印度敞开债券市场大门:莫迪削减外国投资者税收以阻止卢比崩盘
India Throws Open The Bond Gates: Modi Slashes Foreign Investor Taxes In Scramble To Halt Rupee Collapse

原始链接: https://www.zerohedge.com/markets/india-throws-open-bond-gates-modi-slashes-foreign-investor-taxes-scramble-halt-rupee

在多年标榜其结构性经济韧性后,随着卢比汇率跌至历史低点且外资大规模撤离,印度正诉诸“恐慌式改革”。面对由贸易关税、油价冲击和巨额资本外流引发的货币危机,新德里正试图通过孤注一掷的举措来挽回投资者。 据报道,政府计划削减或取消债券利息税,并取消对主权票据的持有上限——此举旨在扭转此前限制性政策,以稳定市场。

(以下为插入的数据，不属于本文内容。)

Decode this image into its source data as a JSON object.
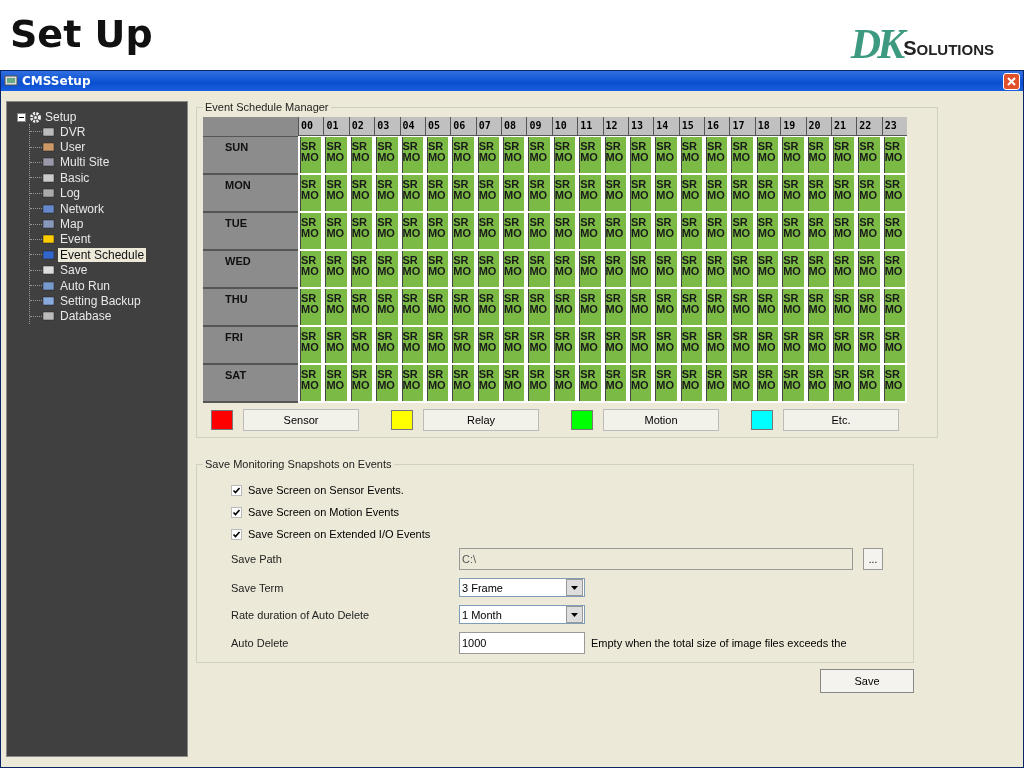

此外,当局正为外资投资上市公司开辟新途径,实际上是在变相以利诱方式争取国际资本回流。 批评人士认为,这些举措反映了一个反复出现的周期:印度在经济稳定时期将其描述为“增长奇迹”,而当“热钱”不可避免地蒸发时,便依赖紧急自由化和央行干预。目前对减税和扩大市场准入的依赖,清楚地表明对印度资产的内生性需求已经枯竭。历史正在重演,政府再次选择在国家金融稳定性最脆弱的时候,向外国投资者敞开大门。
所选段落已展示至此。